Conference Addresses Issues Of Innovation For Neglected Diseases
Medecins Sans Frontieres (MSF), the Drugs for Neglected Diseases initiative (DNDi), and the Mount Sinai School of Medicine this week are hosting a conference in New York, titled “Lives in the Balance: Delivering Medical Innovations for Neglected Patients and Populations,” the Philadelphia Inquirer reports. In a video presentation, World Bank President Jim Yong Kim “told the conference … that the goal is to ‘lay the foundation of a health science that works for the poor,'” according to the newspaper. “That means innovative research on diseases and delivery systems geared to people in developing nations, not the more affluent ones, greater sharing of ideas, and support for developing nations so they can assist in the process from beginning to end,” the newspaper writes (Sell, 12/14).

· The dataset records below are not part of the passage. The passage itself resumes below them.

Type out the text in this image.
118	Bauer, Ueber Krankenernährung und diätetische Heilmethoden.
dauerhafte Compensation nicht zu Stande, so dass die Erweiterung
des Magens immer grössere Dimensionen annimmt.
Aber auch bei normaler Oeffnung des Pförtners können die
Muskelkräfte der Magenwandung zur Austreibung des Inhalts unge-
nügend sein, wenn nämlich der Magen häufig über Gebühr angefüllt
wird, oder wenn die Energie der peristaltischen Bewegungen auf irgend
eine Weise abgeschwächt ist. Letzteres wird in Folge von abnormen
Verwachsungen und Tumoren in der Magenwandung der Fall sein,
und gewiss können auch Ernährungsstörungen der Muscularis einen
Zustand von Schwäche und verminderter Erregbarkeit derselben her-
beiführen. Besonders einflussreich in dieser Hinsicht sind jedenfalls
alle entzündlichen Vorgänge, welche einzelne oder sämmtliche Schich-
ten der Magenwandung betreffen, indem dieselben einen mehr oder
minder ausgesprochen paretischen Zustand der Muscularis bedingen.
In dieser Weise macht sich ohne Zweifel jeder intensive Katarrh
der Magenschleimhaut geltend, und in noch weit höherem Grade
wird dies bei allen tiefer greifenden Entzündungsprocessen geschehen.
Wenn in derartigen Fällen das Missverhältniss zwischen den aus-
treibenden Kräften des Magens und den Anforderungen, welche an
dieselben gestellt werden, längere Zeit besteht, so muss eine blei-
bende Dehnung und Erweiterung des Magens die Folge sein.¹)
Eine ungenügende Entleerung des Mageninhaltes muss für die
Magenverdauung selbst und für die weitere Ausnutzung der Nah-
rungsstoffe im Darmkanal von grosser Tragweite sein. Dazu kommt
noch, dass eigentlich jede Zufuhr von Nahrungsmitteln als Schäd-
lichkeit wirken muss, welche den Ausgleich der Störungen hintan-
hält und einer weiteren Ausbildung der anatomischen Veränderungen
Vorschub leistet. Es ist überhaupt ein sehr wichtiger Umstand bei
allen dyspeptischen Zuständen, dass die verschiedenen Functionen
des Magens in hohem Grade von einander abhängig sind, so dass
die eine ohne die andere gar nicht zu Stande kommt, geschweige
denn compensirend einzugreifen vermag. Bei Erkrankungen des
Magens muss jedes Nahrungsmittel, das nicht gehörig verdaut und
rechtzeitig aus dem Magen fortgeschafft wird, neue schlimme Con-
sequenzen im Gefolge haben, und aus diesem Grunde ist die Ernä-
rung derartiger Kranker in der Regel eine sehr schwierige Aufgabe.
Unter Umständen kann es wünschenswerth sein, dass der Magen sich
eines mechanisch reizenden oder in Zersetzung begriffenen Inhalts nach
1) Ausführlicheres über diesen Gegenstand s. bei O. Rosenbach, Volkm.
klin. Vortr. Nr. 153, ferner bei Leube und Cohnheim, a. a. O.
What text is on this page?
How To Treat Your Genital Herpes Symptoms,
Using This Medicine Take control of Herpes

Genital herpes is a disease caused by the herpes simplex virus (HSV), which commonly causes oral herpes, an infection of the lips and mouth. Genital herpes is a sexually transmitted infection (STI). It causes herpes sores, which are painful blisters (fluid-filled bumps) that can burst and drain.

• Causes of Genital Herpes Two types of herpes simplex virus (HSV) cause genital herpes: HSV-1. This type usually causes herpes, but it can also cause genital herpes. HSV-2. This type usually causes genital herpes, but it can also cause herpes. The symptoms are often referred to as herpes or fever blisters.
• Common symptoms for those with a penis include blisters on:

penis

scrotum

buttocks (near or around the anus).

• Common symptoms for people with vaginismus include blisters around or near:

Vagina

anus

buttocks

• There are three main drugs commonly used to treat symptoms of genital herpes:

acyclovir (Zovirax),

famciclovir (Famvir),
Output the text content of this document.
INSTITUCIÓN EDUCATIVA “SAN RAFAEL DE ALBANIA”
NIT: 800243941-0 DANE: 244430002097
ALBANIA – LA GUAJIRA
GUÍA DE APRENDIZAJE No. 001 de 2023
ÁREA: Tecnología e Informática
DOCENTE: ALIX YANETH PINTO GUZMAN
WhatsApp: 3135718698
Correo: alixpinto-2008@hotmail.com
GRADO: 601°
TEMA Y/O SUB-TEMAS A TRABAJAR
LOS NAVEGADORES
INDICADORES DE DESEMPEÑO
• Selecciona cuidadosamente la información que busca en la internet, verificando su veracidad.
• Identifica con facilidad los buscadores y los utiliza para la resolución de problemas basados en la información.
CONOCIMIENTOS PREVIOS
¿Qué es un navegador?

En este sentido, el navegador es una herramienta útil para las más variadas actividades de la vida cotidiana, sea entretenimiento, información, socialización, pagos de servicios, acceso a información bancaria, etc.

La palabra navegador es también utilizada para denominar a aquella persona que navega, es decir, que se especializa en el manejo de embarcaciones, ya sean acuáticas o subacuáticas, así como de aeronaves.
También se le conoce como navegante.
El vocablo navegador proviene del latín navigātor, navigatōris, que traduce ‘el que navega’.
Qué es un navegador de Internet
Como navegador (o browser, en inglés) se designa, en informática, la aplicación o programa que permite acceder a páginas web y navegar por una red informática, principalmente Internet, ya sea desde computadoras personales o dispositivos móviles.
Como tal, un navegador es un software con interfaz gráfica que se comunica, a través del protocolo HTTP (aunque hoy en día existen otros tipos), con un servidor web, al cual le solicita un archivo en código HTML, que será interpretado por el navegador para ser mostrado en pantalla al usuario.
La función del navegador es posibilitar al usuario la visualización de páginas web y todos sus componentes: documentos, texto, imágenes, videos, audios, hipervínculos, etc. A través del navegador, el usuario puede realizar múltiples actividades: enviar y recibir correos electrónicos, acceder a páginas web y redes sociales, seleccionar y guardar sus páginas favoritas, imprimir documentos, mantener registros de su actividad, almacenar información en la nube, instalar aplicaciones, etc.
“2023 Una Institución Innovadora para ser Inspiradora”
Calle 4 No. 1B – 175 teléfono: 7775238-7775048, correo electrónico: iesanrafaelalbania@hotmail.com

“Despite important progress in research and development (R&D) for global health over the past decade, only a small fraction of new medicines developed between 2000 and 2011 were for the treatment of neglected diseases, highlighting the ‘fatal imbalance’ between global disease burden and drug development for some of the world’s most devastating illnesses,” according to research presented at the conference by MSF and DNDi, a press release from the three sponsoring organizations reports. “There have been advances, but for many diseases we have yet to see the kind of ‘game-changers’ that are truly needed,” DNDi Executive Director Bernard Pecoul said in the press release, adding, “Governments must put in place an R&D framework to sustainably coordinate, finance, and stimulate medical innovation for new drugs, diagnostics and vaccines for the people who need them most” (12/13).